Он должен был получить ответы. Они сводили его с ума. Даже когда сегодня утром Джаред вышел из здания, он знал, что вернется посмотреть ей в глаза. И хотя спустя несколько часов ему удалось восстановить часть самоконтроля, одно он понял очень хорошо — именно Даника была причиной потери самообладания.

Джаред смотрел, как она, вглядываясь в вид за окном, встала у стеклянной стены, и последний луч заходящего солнца коснулся ее волос, окрасив их в цвет огня. Это особенно обнажало ее личность, подумал Джаред. В темной неподвижности и невозмутимости сверкнул оттенок страсти. Но только оттенок. Даника слишком контролировала себя, чтобы показать свои эмоции остальным.
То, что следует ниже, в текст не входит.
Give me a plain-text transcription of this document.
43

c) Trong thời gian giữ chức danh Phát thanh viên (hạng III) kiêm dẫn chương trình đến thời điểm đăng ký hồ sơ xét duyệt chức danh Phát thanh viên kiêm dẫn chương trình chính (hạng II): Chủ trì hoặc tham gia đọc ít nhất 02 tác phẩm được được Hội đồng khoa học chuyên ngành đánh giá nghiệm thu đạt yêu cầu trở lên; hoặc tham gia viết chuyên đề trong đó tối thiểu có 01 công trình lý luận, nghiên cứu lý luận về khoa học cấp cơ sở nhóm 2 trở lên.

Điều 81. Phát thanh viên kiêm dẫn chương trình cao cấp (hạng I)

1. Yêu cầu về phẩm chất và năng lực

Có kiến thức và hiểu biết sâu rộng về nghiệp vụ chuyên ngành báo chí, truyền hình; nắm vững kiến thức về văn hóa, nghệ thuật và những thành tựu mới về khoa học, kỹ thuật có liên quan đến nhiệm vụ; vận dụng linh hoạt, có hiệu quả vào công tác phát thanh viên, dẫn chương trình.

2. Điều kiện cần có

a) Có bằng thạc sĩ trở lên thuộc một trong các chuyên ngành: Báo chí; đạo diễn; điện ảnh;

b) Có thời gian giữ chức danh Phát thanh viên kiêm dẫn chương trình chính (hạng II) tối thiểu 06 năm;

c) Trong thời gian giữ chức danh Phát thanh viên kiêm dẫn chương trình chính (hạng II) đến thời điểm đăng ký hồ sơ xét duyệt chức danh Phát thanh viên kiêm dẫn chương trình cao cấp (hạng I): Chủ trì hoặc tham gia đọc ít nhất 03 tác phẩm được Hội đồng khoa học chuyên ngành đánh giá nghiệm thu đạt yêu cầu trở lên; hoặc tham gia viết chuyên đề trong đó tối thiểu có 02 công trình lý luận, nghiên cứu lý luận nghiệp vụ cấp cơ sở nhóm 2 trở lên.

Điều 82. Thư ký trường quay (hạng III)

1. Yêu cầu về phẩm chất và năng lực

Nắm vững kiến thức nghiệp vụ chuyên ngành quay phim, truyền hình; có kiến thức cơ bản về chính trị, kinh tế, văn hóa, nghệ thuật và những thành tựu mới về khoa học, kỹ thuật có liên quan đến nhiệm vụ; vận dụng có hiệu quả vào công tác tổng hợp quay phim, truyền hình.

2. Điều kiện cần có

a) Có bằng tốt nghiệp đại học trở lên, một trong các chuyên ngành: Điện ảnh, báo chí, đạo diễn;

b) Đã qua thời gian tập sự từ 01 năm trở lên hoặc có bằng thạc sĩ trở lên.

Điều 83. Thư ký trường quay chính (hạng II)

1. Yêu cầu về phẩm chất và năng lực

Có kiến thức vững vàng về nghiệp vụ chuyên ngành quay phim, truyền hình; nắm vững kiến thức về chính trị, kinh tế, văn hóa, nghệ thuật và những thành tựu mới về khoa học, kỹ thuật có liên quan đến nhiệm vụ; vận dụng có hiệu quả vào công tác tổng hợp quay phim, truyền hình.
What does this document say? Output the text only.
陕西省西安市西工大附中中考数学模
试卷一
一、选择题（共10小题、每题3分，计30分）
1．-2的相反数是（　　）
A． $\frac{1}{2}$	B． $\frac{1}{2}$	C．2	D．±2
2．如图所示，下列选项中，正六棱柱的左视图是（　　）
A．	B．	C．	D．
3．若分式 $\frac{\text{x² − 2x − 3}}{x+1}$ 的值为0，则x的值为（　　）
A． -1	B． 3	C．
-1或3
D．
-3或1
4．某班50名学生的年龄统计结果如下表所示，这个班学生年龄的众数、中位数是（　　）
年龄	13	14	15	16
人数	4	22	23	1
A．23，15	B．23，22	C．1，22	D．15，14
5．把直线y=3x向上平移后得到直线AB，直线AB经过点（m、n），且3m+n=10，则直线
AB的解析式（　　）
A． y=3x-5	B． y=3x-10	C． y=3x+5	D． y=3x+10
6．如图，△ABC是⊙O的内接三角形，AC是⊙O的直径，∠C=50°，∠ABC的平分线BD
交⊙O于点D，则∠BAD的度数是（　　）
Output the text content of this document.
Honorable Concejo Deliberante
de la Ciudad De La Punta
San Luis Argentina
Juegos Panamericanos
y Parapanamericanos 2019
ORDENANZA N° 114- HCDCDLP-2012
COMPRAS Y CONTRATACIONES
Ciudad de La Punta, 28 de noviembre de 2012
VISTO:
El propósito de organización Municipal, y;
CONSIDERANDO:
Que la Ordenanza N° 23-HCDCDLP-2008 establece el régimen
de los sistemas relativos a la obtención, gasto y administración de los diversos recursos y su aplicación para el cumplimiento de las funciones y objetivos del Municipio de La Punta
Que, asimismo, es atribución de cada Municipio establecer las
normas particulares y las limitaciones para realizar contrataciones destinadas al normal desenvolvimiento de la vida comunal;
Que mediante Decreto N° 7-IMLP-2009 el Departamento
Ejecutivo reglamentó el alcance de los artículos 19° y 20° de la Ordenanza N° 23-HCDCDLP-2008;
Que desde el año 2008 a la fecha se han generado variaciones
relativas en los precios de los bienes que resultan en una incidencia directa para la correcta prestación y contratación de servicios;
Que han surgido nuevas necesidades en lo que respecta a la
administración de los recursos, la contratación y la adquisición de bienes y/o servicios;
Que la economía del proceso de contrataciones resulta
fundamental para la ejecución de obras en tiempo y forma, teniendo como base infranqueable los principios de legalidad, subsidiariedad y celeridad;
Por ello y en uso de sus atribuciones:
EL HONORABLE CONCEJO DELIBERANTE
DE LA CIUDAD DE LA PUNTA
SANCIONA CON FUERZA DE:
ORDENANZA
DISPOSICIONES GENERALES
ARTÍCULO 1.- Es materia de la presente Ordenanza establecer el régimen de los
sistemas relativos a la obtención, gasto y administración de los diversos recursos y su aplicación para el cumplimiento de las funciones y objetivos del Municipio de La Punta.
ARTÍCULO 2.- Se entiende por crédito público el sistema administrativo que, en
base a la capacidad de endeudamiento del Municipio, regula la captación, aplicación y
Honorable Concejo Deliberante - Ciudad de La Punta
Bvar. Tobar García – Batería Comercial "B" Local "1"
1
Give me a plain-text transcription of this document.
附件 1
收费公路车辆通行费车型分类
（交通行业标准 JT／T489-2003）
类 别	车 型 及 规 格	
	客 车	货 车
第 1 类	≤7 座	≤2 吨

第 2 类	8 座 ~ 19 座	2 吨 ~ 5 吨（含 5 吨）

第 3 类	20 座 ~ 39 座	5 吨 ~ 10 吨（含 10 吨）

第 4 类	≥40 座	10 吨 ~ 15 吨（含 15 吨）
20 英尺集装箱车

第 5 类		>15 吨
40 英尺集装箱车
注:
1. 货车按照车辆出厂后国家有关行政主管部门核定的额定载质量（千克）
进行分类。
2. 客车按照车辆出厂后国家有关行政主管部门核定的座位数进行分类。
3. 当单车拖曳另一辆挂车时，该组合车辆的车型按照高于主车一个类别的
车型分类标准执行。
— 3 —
— Как ты жила Дани? — Джаред хотел спросить не это, но, по крайней мере, это было началом.

— Отлично, — полуобернувшись, она посмотрела через плечо. Выражение лица было таким же ничего не выражающим, как и ответ. Потом пожала плечами. — Теперь я живу в Нью-Йорке, или, по крайней мере, у меня там квартира. Кажется, что большую часть своей жизни я провела в самолете.

— Значит, тебе нравится все время путешествовать. — Джаред почувствовал примесь горечи в своем замечании, но не смог ничего с этим поделать. В какое-то мгновение, он мог поклясться, что увидел вспышку боли в темном сиянии глаз, но она исчезла так же, быстро как и появилась, и мужчина решил, что, скорее всего это ему показалось.

— Думаю, мы оба знаем, что это только отговорка. — Даника на какое-то время замолчала. — Ты только за этим возвратился, Джаред? Вытащить прошлое на свет?

— Может мне интересно. — Он знал, что резкий голос не стыкуется со скучным предположением, но все равно продолжал, потому что должен был. И не важно, что он отдавал за это. — Прошло десять лет. Даниеля нет. И ты уже выросла Дани. Так что скажи мне. Как это все случилось? Он выиграл? Папочка вырастил свою крошку, какой хотел?

Даника подошла от окна к камину, а не к нему, словно хотела больше тепла, чем могло ей дать ее кофе или умирающее солнце. Остановилась у мраморной полки, поставила на нее кружку и остановилась. Взгляд девушки застыл на пламени.

— Выиграл. Ты всегда так говоришь, вы оба так говорили. Словно это игра, соревнование…

Странная усталость в ее голосе тронула что-то внутри, но Джаред уже давно был слишком зол, чтобы отреагировать. Он резко бросил:

— Предполагается, что это был брак. Наш брак. Но ты была слишком обременена званием дочери, и у тебя не оставалось времени, что бы назваться женой.

— Не надо.

Он не обратил внимания на невнятную просьбу. Ставя свое ненужно кофе на стол, Джаред резко двинулся вперед, но когда до девушки оставался шаг, остановился и навис над ней. Даника выглядела такой чертовски хрупкой и беззащитной. И это рассердило его еще больше. Ее вид заставлял чувствовать себя полным ублюдком, который опустился до крика, но он не мог остановиться. Горечь и разочарование внутри требовали выхода.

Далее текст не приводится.